Wednesday 16 October 2013

A wandering prodigal returning home

This evening I am finally ready to admit that I have been living in fear. 

I'm not quite sure when it crept back up on me, but it's been following me around like a shadow for longer than I would like to admit.

Over the past couple of months I, along with a bunch of folk, have been reading a book called Everday Church by Tim Chester and Steve Timmis. In one chapter they suggest that God is four G's:

Great - He is Sovereign. He holds all things together
Glorious - He is the only One worthy of glory and the only One worthy to be feared
Good - He is the only bringer of true and lasting joy
Gracious - He has justified us through the blood of Christ so we do not need to justify ourselves

And these four truths have a profound bearing on our lives:

Because God is great we don't have to be in control
Because God is glorious we don't have to fear others
Because God is good we don't have to look elsewhere
Because God is gracious we don't have to prove ourselves

But somewhere along the way I have lost sight of all four of these. I've started trying to get control over my life and worrying about what will happen with work when my current contracts run out. I've been filled with fear that I won't have enough work to pay my way. I've been fearing too what other people think of me both in general and in a work context. This fear has been so paralysing that several times a week I consider packing it all in and giving up. And I've forgotten that God is good and is all I need, so I've started coveting material things and craving food that will never satisfy. I've forgotten that God, in His grace has already bought me at a price and adopted me into His family, knowing full well that I'm not good enough but making me holy and blameless in His sight, and because I've forgotten this, I'm constantly trying to prove myself and earn my place at the table.

I've got myself into quite a state. 

So tonight I'm asking God to teach me the four G's again and choosing to surrender the fear to Him. Once again this wandering, prodigal child is returning home to her Father who is waiting with open arms.

Tuesday 1 October 2013

Mastering the Dread

It wasn't so long ago that I was without work and feeling desperately useless and endlessly lethargic. I would have quite happily taken any work that was offered to me and been utterly overjoyed if it actually had anything to do with drama, theatre or the arts. Yet now, 4 weeks in to a very full freelance schedule I am experiencing "the dread". That feeling that most people have on a Sunday evening but I have on a Tuesday evening because along with the many unconventional aspects of self-employed, freelance work in the arts, I work over the weekend and have my weekend when everyone else is back at work.

See, I am already sounding negative.

When did I lose the overwhelming thankfulness that I had when things started coming together? Exactly how long did it take to fall into the pattern of the world, where we largely live for the weekend? And why am I allowing myself to trundle along, counting down the days until work is over? Work that a couple of months ago I was so unbelievably grateful for. When did I lose sight of this work being God's provision?

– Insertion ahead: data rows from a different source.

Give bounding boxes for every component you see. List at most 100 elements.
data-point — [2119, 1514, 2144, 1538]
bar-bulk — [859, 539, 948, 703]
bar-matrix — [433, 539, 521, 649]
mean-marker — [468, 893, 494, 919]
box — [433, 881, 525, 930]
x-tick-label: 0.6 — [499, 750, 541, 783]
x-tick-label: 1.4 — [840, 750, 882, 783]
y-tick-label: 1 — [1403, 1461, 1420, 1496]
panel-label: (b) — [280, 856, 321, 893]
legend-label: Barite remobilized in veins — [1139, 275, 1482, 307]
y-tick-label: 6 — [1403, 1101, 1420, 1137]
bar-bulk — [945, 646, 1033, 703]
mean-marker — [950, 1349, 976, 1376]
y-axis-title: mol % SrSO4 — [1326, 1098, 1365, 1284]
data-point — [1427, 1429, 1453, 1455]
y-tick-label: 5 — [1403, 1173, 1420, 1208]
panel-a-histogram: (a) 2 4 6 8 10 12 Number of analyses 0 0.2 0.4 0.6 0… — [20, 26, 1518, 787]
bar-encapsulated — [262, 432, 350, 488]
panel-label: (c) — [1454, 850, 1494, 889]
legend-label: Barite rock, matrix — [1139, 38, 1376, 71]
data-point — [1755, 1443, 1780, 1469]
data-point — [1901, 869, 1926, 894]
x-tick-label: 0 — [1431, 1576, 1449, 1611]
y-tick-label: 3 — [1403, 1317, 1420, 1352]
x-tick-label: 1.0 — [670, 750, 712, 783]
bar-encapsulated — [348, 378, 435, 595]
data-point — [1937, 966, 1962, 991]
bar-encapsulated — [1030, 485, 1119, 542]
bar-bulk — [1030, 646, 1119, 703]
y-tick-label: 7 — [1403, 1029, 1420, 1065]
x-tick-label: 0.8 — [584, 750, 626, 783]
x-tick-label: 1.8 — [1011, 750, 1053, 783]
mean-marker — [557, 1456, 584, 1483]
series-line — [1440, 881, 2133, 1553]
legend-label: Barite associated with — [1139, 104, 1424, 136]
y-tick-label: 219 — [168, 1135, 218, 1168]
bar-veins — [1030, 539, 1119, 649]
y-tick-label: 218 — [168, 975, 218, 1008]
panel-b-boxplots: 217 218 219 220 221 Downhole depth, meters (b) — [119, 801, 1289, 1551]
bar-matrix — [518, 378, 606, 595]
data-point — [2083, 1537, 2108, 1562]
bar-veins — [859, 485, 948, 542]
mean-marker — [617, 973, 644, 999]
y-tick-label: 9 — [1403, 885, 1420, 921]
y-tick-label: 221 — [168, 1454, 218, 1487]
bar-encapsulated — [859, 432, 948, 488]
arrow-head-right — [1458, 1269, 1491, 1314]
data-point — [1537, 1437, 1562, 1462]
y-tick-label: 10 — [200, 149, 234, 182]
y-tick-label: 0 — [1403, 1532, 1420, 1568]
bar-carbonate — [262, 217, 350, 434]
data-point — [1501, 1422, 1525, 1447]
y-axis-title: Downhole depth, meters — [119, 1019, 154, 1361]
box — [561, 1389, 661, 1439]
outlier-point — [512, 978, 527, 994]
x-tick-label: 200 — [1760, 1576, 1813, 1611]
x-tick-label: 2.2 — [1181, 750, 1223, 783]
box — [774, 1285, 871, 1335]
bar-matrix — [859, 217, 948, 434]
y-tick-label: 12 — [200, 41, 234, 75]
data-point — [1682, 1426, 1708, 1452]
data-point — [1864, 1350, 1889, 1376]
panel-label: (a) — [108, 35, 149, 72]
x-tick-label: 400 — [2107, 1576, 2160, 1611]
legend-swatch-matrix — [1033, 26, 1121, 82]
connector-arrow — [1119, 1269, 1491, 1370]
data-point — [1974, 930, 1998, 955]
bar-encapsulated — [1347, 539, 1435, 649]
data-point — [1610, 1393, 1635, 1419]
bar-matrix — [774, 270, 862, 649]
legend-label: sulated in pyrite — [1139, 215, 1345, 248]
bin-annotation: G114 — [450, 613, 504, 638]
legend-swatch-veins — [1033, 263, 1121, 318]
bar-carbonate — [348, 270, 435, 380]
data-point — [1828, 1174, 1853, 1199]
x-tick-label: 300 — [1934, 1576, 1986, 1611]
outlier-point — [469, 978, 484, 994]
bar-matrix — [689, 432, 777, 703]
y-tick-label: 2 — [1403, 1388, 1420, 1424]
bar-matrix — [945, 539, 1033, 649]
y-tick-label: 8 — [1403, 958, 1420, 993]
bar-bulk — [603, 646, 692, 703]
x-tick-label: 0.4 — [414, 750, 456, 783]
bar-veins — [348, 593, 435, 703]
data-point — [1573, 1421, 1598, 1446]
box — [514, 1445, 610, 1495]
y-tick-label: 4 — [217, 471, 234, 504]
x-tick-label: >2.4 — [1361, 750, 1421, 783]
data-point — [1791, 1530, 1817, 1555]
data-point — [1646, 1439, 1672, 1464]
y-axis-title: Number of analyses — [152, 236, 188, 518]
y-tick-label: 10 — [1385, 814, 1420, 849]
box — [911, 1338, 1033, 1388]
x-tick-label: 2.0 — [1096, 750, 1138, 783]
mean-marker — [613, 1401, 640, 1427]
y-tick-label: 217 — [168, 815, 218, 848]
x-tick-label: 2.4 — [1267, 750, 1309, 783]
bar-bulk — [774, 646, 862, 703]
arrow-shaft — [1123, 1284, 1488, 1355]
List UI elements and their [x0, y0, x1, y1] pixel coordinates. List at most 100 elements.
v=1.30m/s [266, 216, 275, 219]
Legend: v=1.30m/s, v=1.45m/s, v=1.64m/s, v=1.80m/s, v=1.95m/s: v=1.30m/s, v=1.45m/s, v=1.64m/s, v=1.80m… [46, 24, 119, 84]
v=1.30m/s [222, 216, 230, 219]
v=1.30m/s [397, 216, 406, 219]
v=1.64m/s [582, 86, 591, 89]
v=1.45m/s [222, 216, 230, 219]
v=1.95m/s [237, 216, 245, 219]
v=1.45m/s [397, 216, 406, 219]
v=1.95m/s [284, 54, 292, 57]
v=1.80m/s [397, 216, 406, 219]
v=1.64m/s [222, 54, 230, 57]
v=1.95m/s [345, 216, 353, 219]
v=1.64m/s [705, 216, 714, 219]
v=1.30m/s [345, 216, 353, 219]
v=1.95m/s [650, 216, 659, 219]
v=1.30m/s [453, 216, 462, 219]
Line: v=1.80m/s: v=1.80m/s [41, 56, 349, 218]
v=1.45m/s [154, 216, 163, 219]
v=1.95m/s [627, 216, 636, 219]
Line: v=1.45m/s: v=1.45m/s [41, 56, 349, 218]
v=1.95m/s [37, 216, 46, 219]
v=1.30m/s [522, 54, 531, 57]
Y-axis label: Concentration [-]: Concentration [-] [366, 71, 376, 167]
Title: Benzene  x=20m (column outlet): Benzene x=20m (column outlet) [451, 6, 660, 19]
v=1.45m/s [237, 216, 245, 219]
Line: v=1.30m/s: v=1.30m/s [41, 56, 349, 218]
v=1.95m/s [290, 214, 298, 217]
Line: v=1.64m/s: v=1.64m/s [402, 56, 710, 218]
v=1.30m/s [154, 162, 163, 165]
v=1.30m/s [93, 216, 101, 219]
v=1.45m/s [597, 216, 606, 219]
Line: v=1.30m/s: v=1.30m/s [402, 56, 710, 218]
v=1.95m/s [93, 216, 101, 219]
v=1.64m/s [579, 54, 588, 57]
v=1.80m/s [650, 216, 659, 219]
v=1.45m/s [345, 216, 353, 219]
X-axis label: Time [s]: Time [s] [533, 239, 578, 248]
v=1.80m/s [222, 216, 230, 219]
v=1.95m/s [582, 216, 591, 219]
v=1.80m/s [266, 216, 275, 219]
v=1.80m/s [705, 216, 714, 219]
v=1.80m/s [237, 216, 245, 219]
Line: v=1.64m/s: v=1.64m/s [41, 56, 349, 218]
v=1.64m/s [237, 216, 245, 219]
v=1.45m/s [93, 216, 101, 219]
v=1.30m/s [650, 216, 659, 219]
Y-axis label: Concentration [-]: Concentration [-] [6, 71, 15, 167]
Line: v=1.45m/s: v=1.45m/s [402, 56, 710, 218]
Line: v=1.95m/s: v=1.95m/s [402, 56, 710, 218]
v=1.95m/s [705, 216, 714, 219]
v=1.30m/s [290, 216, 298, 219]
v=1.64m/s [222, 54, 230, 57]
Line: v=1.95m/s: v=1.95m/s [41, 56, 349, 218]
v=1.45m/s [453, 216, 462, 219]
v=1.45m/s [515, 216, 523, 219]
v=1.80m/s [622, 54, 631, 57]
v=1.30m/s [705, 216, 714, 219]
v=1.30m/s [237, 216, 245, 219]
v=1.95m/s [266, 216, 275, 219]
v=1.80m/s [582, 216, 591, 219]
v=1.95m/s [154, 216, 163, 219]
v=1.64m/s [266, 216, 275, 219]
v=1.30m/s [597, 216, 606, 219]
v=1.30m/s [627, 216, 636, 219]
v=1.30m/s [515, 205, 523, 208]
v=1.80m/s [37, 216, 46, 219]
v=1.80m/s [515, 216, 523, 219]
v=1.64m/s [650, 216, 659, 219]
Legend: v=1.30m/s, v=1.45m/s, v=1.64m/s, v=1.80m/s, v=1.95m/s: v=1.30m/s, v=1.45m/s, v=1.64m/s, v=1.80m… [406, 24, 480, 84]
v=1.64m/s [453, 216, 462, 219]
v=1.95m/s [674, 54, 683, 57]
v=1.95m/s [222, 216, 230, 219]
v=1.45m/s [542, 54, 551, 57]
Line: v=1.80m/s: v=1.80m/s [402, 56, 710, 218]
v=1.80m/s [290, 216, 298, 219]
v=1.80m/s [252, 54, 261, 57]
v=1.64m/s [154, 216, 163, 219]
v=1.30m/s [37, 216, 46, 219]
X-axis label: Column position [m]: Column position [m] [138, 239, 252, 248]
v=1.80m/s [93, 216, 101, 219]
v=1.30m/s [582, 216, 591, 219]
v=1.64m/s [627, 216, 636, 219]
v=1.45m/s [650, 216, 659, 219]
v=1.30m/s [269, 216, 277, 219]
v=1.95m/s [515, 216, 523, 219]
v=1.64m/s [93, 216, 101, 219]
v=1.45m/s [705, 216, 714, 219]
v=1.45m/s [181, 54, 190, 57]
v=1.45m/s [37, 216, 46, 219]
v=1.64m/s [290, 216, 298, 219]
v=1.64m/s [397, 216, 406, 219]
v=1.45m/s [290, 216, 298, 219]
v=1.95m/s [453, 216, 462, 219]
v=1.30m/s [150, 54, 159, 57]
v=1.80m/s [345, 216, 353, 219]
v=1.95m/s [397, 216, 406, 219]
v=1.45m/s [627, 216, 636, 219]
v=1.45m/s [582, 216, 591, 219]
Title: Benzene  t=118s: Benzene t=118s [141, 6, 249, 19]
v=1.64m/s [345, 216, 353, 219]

There's been a lot of stuff posted online and in the media recently about Generation Y and how we are living in an age of entitlement, where we expect to land the dream job and to be totally fulfilled by the work we are doing. And on top of that some of us have an extra dose of natural ambition. I've always been ambitious, and not necessarily always in a good way. I always want to be three steps ahead of where I am. And that stops me from seeing and remembering the blessing in the here and now.

No, I might not be doing the kind of work that I would really like to be doing, but I am a step closer to it than I was 6 months ago, and two steps closer than I was this time last year.

It's all a journey.

So, I am choosing this evening to master the dread. To go to bed with a thankful heart. To count my blessings and live in the present. Not with my eye on the future but with my eye on the One who holds the future in His hands. Trusting in Him to make my path straight.